Endividamento elevado preocupa famílias
O Brasil atravessa um momento preocupante. O endividamento das famílias atingiu um novo recorde e se consolida como um dos maiores desafios econômicos e sociais do país. Segundo a Pesquisa de Endividamento e Inadimplência do Consumidor (Peic), divulgada pela Confederação Nacional do Comércio de Bens, Serviços e Turismo (CNC), 81,6% dos lares brasileiros possuíam algum tipo de dívida em maio deste ano. Trata-se do quinto aumento mensal consecutivo, superando os 80,9% registrados em abril e os 78,2% observados no mesmo período do ano passado.

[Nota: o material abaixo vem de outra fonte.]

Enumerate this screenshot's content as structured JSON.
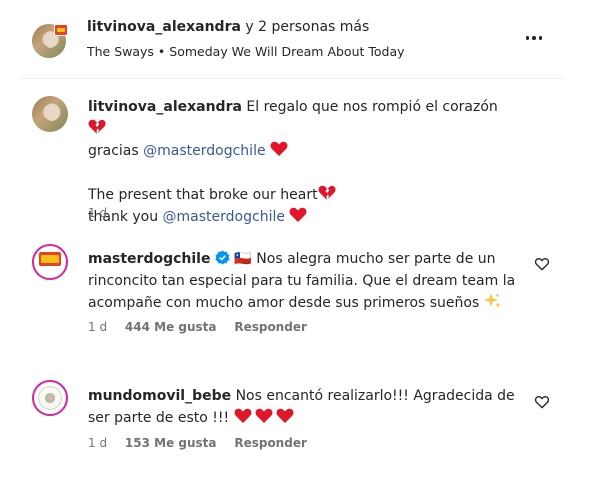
{
  "header": {
    "username": "litvinova_alexandra",
    "collab_suffix": " y 2 personas más",
    "music": "The Sways • Someday We Will Dream About Today"
  },
  "comments": [
    {
      "username": "litvinova_alexandra",
      "line1": " El regalo que nos rompió el corazón ",
      "line2_prefix": "gracias ",
      "mention": "@masterdogchile",
      "line3": "The present that broke our heart",
      "line4_prefix": "thank you ",
      "mention2": "@masterdogchile",
      "time": "1 d"
    },
    {
      "username": "masterdogchile",
      "flag_text": "🇨🇱",
      "text": "Nos alegra mucho ser parte de un rinconcito tan especial para tu familia. Que el dream team la acompañe con mucho amor desde sus primeros sueños",
      "time": "1 d",
      "likes": "444 Me gusta",
      "reply": "Responder"
    },
    {
      "username": "mundomovil_bebe",
      "text": "Nos encantó realizarlo!!! Agradecida de ser parte de esto !!!",
      "time": "1 d",
      "likes": "153 Me gusta",
      "reply": "Responder"
    }
  ],
  "colors": {
    "text": "#262626",
    "muted": "#737373",
    "mention": "#385898",
    "heart": "#e0162b",
    "verified": "#0095f6"
  }
}
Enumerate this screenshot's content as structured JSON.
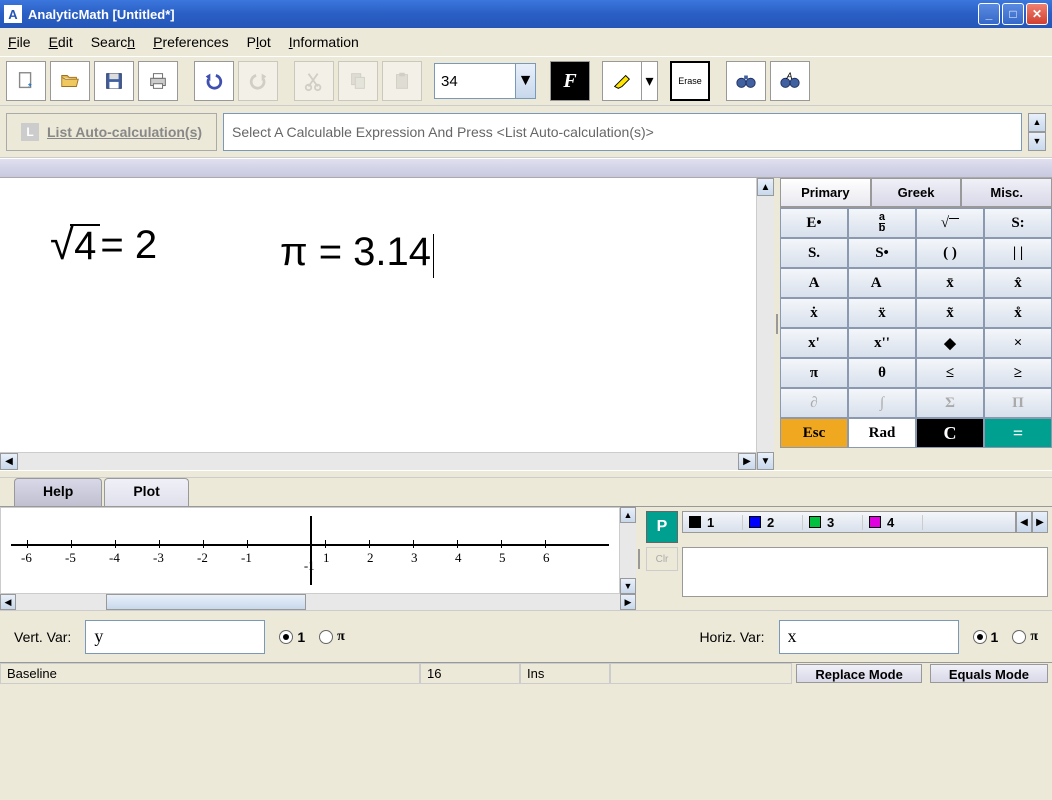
{
  "window": {
    "title": "AnalyticMath  [Untitled*]",
    "app_icon_letter": "A"
  },
  "menu": {
    "file": "File",
    "edit": "Edit",
    "search": "Search",
    "preferences": "Preferences",
    "plot": "Plot",
    "information": "Information"
  },
  "toolbar": {
    "font_size": "34",
    "f_label": "F",
    "erase_label": "Erase"
  },
  "autocalc": {
    "button_label": "List Auto-calculation(s)",
    "message": "Select A Calculable Expression And Press <List Auto-calculation(s)>"
  },
  "editor": {
    "expr1_radicand": "4",
    "expr1_eq": " = 2",
    "expr2": "π = 3.14"
  },
  "palette": {
    "tabs": {
      "primary": "Primary",
      "greek": "Greek",
      "misc": "Misc."
    },
    "rows": [
      [
        "E•",
        "a/b",
        "√",
        "S:"
      ],
      [
        "S.",
        "S•",
        "( )",
        "| |"
      ],
      [
        "A",
        "A⃗",
        "x̄",
        "x̂"
      ],
      [
        "ẋ",
        "ẍ",
        "x̃",
        "x̊"
      ],
      [
        "x'",
        "x''",
        "◆",
        "×"
      ],
      [
        "π",
        "θ",
        "≤",
        "≥"
      ],
      [
        "∂",
        "∫",
        "Σ",
        "Π"
      ]
    ],
    "bottom": {
      "esc": "Esc",
      "rad": "Rad",
      "c": "C",
      "eq": "="
    },
    "inactive_rows": [
      6
    ]
  },
  "bottom_tabs": {
    "help": "Help",
    "plot": "Plot"
  },
  "plot": {
    "ticks_neg": [
      "-6",
      "-5",
      "-4",
      "-3",
      "-2",
      "-1"
    ],
    "ticks_pos": [
      "1",
      "2",
      "3",
      "4",
      "5",
      "6"
    ],
    "y_neg1": "-1",
    "p_label": "P",
    "clr_label": "Clr",
    "series": [
      {
        "num": "1",
        "color": "#000000"
      },
      {
        "num": "2",
        "color": "#0000ff"
      },
      {
        "num": "3",
        "color": "#00c040"
      },
      {
        "num": "4",
        "color": "#e000e0"
      }
    ]
  },
  "vars": {
    "vert_label": "Vert. Var:",
    "vert_value": "y",
    "horiz_label": "Horiz. Var:",
    "horiz_value": "x",
    "radio_1": "1",
    "radio_pi": "π"
  },
  "status": {
    "baseline": "Baseline",
    "col": "16",
    "ins": "Ins",
    "replace": "Replace Mode",
    "equals": "Equals Mode"
  }
}
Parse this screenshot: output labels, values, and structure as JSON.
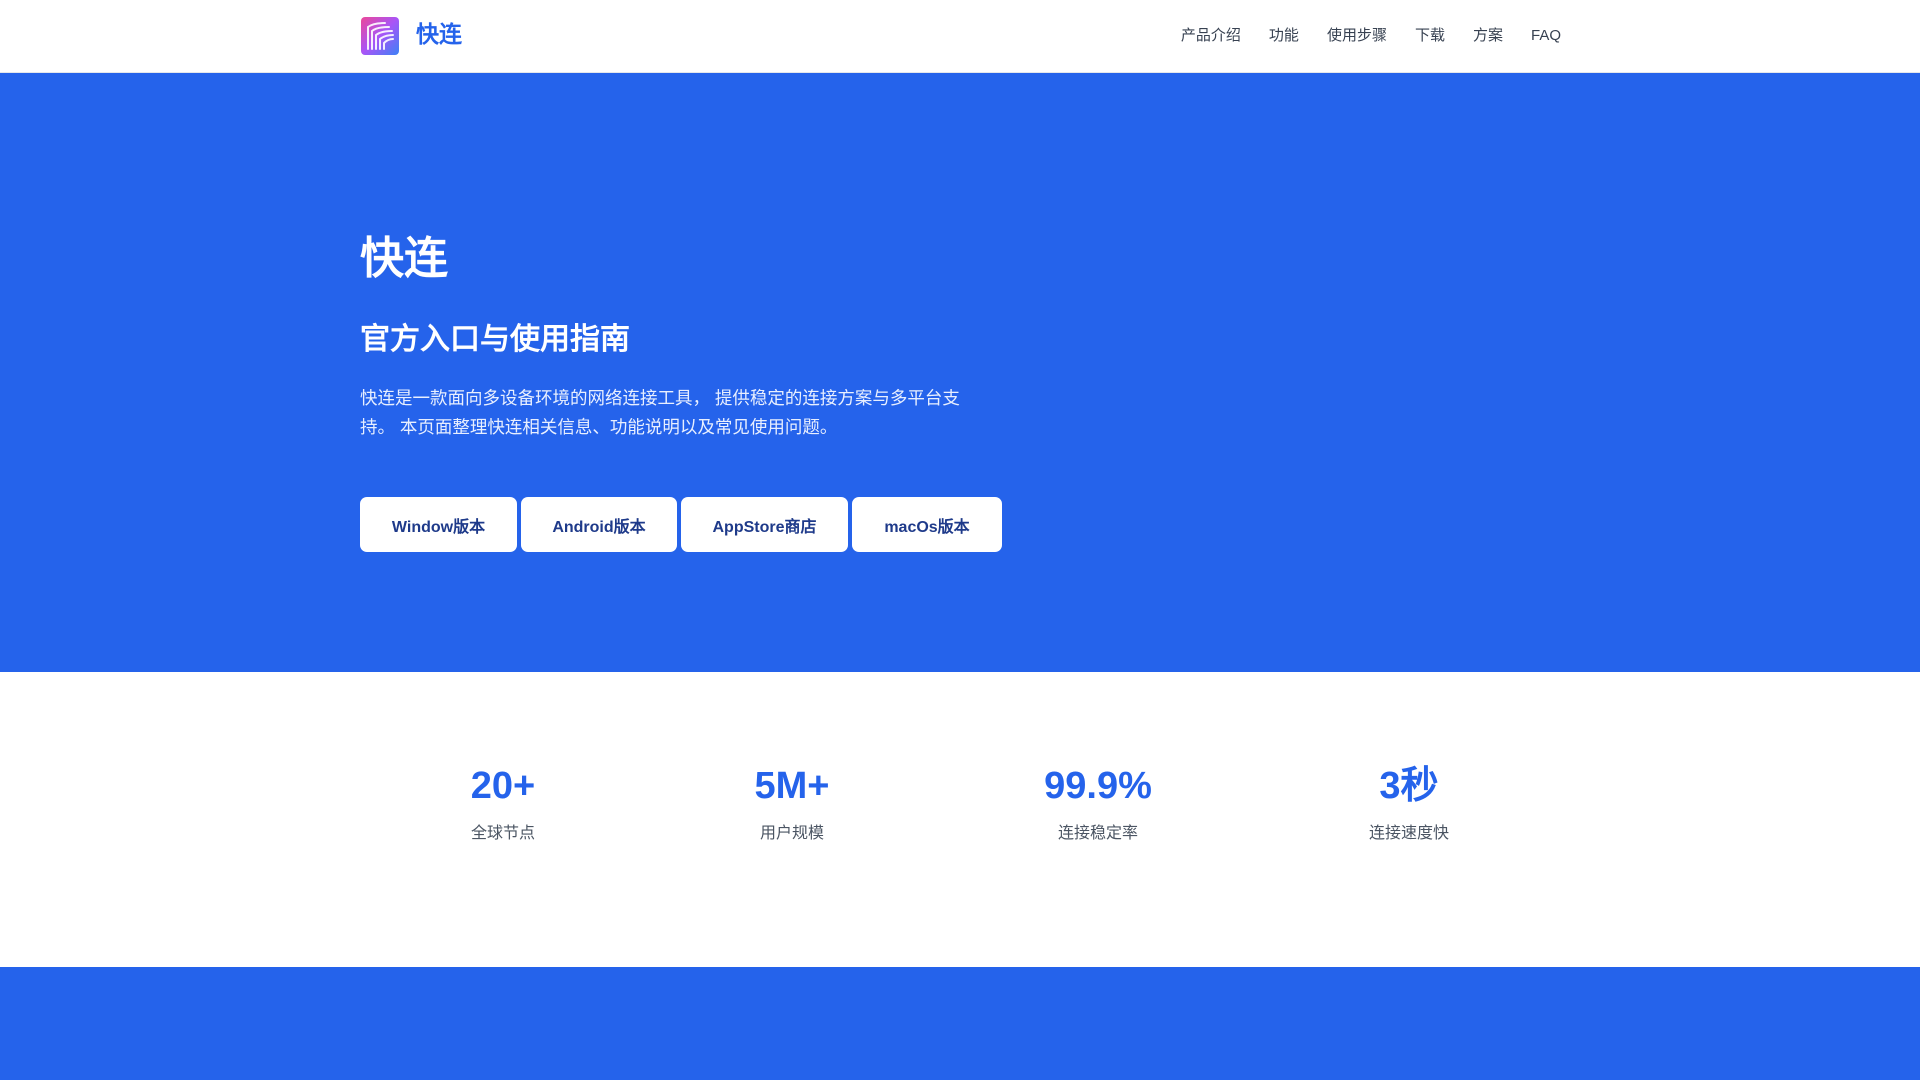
{
  "header": {
    "brand": "快连",
    "nav": [
      "产品介绍",
      "功能",
      "使用步骤",
      "下载",
      "方案",
      "FAQ"
    ]
  },
  "hero": {
    "title": "快连",
    "subtitle": "官方入口与使用指南",
    "description": "快连是一款面向多设备环境的网络连接工具， 提供稳定的连接方案与多平台支持。 本页面整理快连相关信息、功能说明以及常见使用问题。",
    "buttons": [
      "Window版本",
      "Android版本",
      "AppStore商店",
      "macOs版本"
    ]
  },
  "stats": [
    {
      "value": "20+",
      "label": "全球节点"
    },
    {
      "value": "5M+",
      "label": "用户规模"
    },
    {
      "value": "99.9%",
      "label": "连接稳定率"
    },
    {
      "value": "3秒",
      "label": "连接速度快"
    }
  ],
  "colors": {
    "primary": "#2563eb",
    "button_text": "#1e3a8a",
    "nav_text": "#374151",
    "stat_label": "#4b5563"
  },
  "icons": {
    "logo": "brand-logo-icon"
  }
}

Esse cenário não surgiu por acaso. É resultado de uma combinação de fatores que afetam diretamente o orçamento das famílias, especialmente das camadas de menor renda. Entre os lares que recebem até três salários mínimos, a inadimplência avançou para 38,6%. Já o percentual de consumidores que se declaram “muito endividados” alcançou 17%, o maior nível desde junho de 2024.
Na prática, milhões de brasileiros vivem uma realidade angustiante. A renda já não acompanha o custo de vida. Alimentação, energia, transporte, saúde e moradia consomem parcelas cada vez maiores do orçamento doméstico. Em resumo: sobram boletos, falta dinheiro para pagá-los. Para manter despesas básicas, muitas famílias recorrem ao crédito, submetendo-se a juros reconhecidamente extorsivos.
As consequências desse processo vão muito além dos números. O endividamento excessivo compromete a qualidade de vida, destrói a capacidade de poupança, adia projetos familiares, reduz investimentos em educação e habitação e gera insegurança permanente. Quando a renda passa a ser absorvida pelo pagamento de dívidas, o futuro torna-se refém das contas do presente.
Os juros elevados agravam ainda mais esse quadro. E é preciso reconhecer que eles não surgem do nada. São, em grande medida, consequência da deterioração fiscal observada nos últimos anos. Quando o governo gasta sistematicamente mais do que arrecada e demonstra pouca disposição para controlar suas despesas, aumenta a desconfiança dos agentes econômicos e dificulta a redução sustentável das taxas de juros.
O atual governo tem apostado prioritariamente no aumento da arrecadação por meio da elevação da carga tributária, ao mesmo tempo em que os gastos públicos continuam crescendo de forma descontrolada. O resultado é a persistência dos déficits fiscais e o aumento da necessidade de financiamento do governo. Quanto maior a percepção de risco fiscal, maior tende a ser a pressão pela manutenção de juros elevados.
Forma-se, assim, um círculo vicioso. O governo gasta mais, aumenta sua necessidade de financiamento, eleva a percepção de risco da economia e dificulta a queda dos juros. Os juros elevados encarecem o crédito, ampliam o endividamento das famílias e reduzem os investimentos produtivos. No final da cadeia, quem suporta o maior peso dessa engrenagem é o cidadão comum.
Essa realidade também enfraquece a narrativa segundo a qual a taxa de juros seria consequência exclusiva da atuação do então presidente do Banco Central, Roberto Campos Neto. Sua substituição por Gabriel Galípolo, indicado pelo presidente Lula, não alterou o cenário. Isso mostra que o problema é mais profundo e está relacionado aos fundamentos fiscais da economia, e não apenas aos nomes que ocupam cargos públicos.
O endividamento recorde das famílias brasileiras é um sinal de alerta que não pode ser ignorado. Nenhuma sociedade prospera quando seus cidadãos vivem permanentemente sufocados por dívidas. Nenhuma economia cresce de forma sustentável quando o consumo é financiado por crédito caro e a confiança é corroída pela incerteza fiscal.
Enquanto não houver um compromisso efetivo com a responsabilidade fiscal, o controle dos gastos públicos e a criação de um ambiente favorável ao investimento e à geração de riqueza, o país continuará empurrando milhões de famílias para uma situação cada vez mais delicada. O drama do endividamento não é apenas uma questão econômica. É uma questão humana. Por trás de cada estatística existe uma família abrindo mão de sonhos, adiando projetos e lutando diariamente para fechar as contas do mês. É por isso que enfrentar esse problema deve ser uma prioridade nacional, antes que a dívida de hoje se transforme na desesperança de amanhã.
(*) Dedico este artigo in memoriam do excelente professor e querido amigo Roberto Cavalcanti de Albuquerque, pioneiro no ensino da Macroeconomia no Brasil.
* Economista, foi secretário de Educação no governo Marco Maciel, deputado estadual, federal e senador da República.